De leden van de PVV-fractie delen de opvatting van de regering dat een eenzijdige bevolkingssamenstelling bijdraagt aan een verslechtering van het leefklimaat en een afname van ontwikkelingsperspectieven van de bewoners. Deelt de regering de constatering dat de (gevolgen van de) massa-immigratie en de voortgaande islamisering de grootste hindernis zijn voor leefbaarheid in de wijken.
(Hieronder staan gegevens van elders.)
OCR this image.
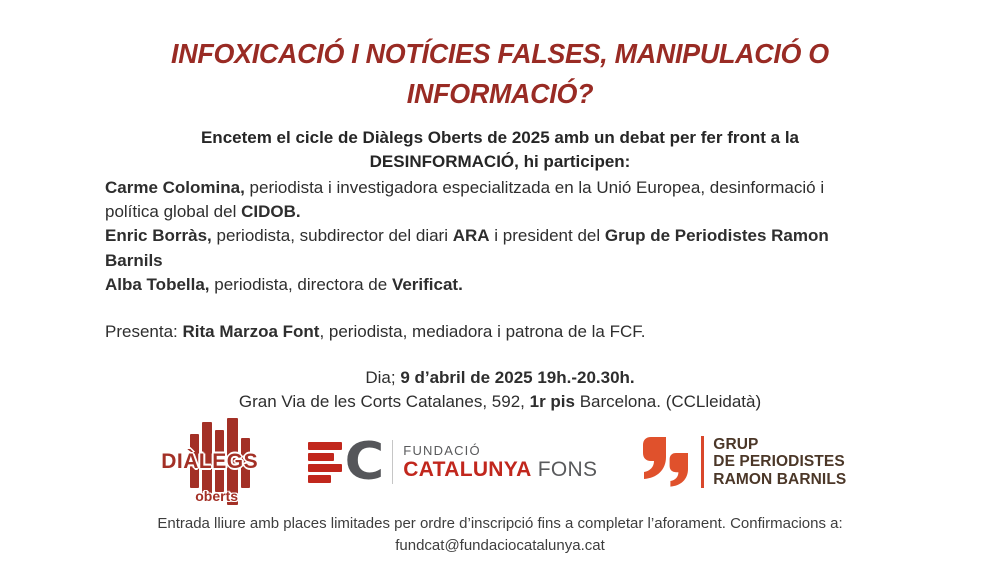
INFOXICACIÓ I NOTÍCIES FALSES, MANIPULACIÓ O
INFORMACIÓ?
Encetem el cicle de Diàlegs Oberts de 2025 amb un debat per fer front a la
DESINFORMACIÓ, hi participen:
Carme Colomina, periodista i investigadora especialitzada en la Unió Europea, desinformació i
política global del CIDOB.
Enric Borràs, periodista, subdirector del diari ARA i president del Grup de Periodistes Ramon
Barnils
Alba Tobella, periodista, directora de Verificat.
Presenta: Rita Marzoa Font, periodista, mediadora i patrona de la FCF.
Dia; 9 d’abril de 2025 19h.-20.30h.
Gran Via de les Corts Catalanes, 592, 1r pis Barcelona. (CCLleidatà)
DIÀLEGS
oberts
C FUNDACIÓ
CATALUNYA FONS
GRUP
DE PERIODISTES
RAMON BARNILS
Entrada lliure amb places limitades per ordre d’inscripció fins a completar l’aforament. Confirmacions a:
fundcat@fundaciocatalunya.cat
Deze leden zijn van mening dat de mogelijkheden die de Wet bijzondere maatregelen grootstedelijke problematiek biedt een stap in de goede richting van leefbare wijken is, maar dat de gronden waarop woningzoekenden uit een bepaald gebied geweerd kunnen worden nog ontoereikend zijn. Zij zouden graag zien dat woningzoekenden met een verleden op het gebied van criminaliteit en overlast ook geweerd kunnen worden. Deze leden vragen of de regering daar ook mogelijkheden voor ziet en op welke wijze de regering dit juridisch rond wil krijgen op korte termijn.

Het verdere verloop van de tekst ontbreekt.